Translated Article: EU-US Summit Against Secure Encryption

Sanna/ March 31, 2021/ Legal, Stories/ 0 comments

Gipfel EU-USA gegen sichere Verschlüsselung by Erich Moechel for fm4.ORF.at

The agenda of the virtual meeting at a high-ranking official level in two weeks features pretty much all data protection-related topics that are currently controversial in Europe.

Joe Biden’s appearance before the EU Council of Ministers will be followed by a two-day video conference on April 14th at the top level of officials in the field of justice and homeland security between the EU and the USA. Practically all currently controversial issues around data protection are on the agenda, from cross-border data access for law enforcement officers to joint action against secure encryption.

This is also the case with the “fight against child abuse”, which is once again being instrumentalized for these general surveillance projects. Ylyva Johansson, EU Commissioner for Home Affairs and Justice, commissioned a consultation that ends on April 15th. It is peppered with leading questions, among the options are both the criminalization of encryption per se and the monitoring of all Internet communication.

Transatlantic front against E2E encryption

On the transatlantic conference agenda, the items “Responsibility for online platforms” and “Challenges with encryption and law enforcement” are hidden in the back third. The Portuguese Council Presidency will then present the highly controversial Council resolution “Security through encryption, security despite encryption” from November. This decision is nothing new for the US side because they had already passed an almost identical decision in October as part of the “Five Eyes” espionage alliance under the heading “End-to-end encryption and public security”.

And the concept called “Exceptional Access”, which a high-ranking GCHQ technician named Ian Levy introduced already in 2018 also comes from this alliance. Essentially, it boils down to the fact that services such as secure end-to-end encryption will no longer be possible between two or more participants because the providers are obliged to create duplicate keys. In addition, there must be a master key and some form of retention of the content, since chats, for example, are not stored permanently.

Here the Commission’s consultation asks what kind of communication is to be searched for what. Mind you, this is about private chats between individuals or small groups. It is noteworthy that the consultation also considers automatically reading in and analyzing texts from private chats.

The Commissioner’s leading questions

The Commissioner’s consultation contains pretty much all of the items that will come up at the civil servants’ summit in relation to the crackdown on encryption. As can be seen from the screenshot (above), the consultation does not linger long on irrelevant matters such as the fundamental rights of citizens, but already comes to the point at question number five, about what the main purpose of this communication to protect against child abuse is. “Some of the tools providers use to voluntarily detect, report and delete sexual abuse in their services do not work in encrypted environments. If there was a legal obligation to detect, report and delete abuse … should that obligation also apply to encrypted communications? “

The fact is that there is currently no such obligation for providers in the USA or in the EU. It is also a fact that the European Court of Justice – starting with data retention – has rejected any such unreasonable mass surveillance measure as violating fundamental rights.

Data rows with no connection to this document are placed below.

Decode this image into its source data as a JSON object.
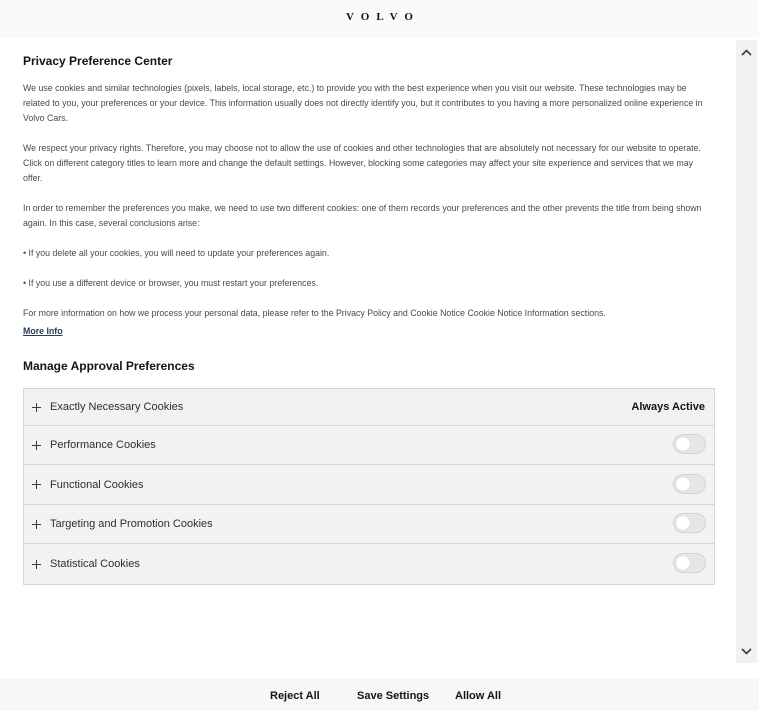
{
  "brand": {
    "logo_text": "VOLVO"
  },
  "dialog": {
    "title": "Privacy Preference Center",
    "paragraphs": [
      "We use cookies and similar technologies (pixels, labels, local storage, etc.) to provide you with the best experience when you visit our website. These technologies may be related to you, your preferences or your device. This information usually does not directly identify you, but it contributes to you having a more personalized online experience in Volvo Cars.",
      "We respect your privacy rights. Therefore, you may choose not to allow the use of cookies and other technologies that are absolutely not necessary for our website to operate. Click on different category titles to learn more and change the default settings. However, blocking some categories may affect your site experience and services that we may offer.",
      "In order to remember the preferences you make, we need to use two different cookies: one of them records your preferences and the other prevents the title from being shown again. In this case, several conclusions arise:",
      "• If you delete all your cookies, you will need to update your preferences again.",
      "• If you use a different device or browser, you must restart your preferences.",
      "For more information on how we process your personal data, please refer to the Privacy Policy and Cookie Notice Cookie Notice Information sections."
    ],
    "more_info_label": "More Info",
    "section_title": "Manage Approval Preferences",
    "categories": [
      {
        "label": "Exactly Necessary Cookies",
        "status": "Always Active"
      },
      {
        "label": "Performance Cookies",
        "enabled": false
      },
      {
        "label": "Functional Cookies",
        "enabled": false
      },
      {
        "label": "Targeting and Promotion Cookies",
        "enabled": false
      },
      {
        "label": "Statistical Cookies",
        "enabled": false
      }
    ]
  },
  "footer": {
    "reject_label": "Reject All",
    "save_label": "Save Settings",
    "allow_label": "Allow All"
  },
  "icons": {
    "expand": "plus-icon",
    "scroll_up": "chevron-up-icon",
    "scroll_down": "chevron-down-icon"
  }
}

The consultation becomes even clearer with question number six: “If yes, what form should this legal obligation take? The only yes / no answer is:” Important providers of encrypted online services should be obliged to maintain technical capacities in order to proactively discover, report and delete child abuse”.

In question nine, it must have dawned on the Commission’s questioners that such a totalitarian surveillance regime inevitably has to go hand in hand with significant error rates. This clearly raises the question of liability for the industry.

Private chats, heuristics, mandatory reporting

In the planned monitoring regime, there is also a reporting obligation and that is where the problems begin, especially since algorithms, not people do the monitoring. As can be seen from the screenshot, the commission asks whether a search should be made only for known child abuse images in private (!) chats, or also for new, as yet unknown images. Known pictures mean that only a digital watermark of the picture or video needs to be created and matched with the watermarks in a database. Here, too, there are error rates of a few percent.

If, however, heuristic methods, for example in the form of “artificial intelligence”, are used to calculate the degree of probability that these are images of child abuse based on skin tones, colour distribution and body size, the wrong hits in particular rise considerably. So far, there are no reliable numbers for this offence, but ten to fifteen percent false hits are already considered to be a pretty good value for similar AI projects. The consequence is that such “hits” of the algorithms have to be checked by humans.

Who gets hit by wrong hits?

With WhatsApp alone, such a regulation would result in millions of images worldwide every day, which would have to be checked by people either at the operator or at the reporting office. In other words, they would be busy looking through vacation photos of families with children, which are sent privately to grandparents and other relatives via WhatsApp. Then there are the teenagers who send each other lascivious selfies, as is customary with sexting among young people. These are by far the largest groups of users of this chat application who will be affected by false hits if their communication secrecy is broken by algorithms.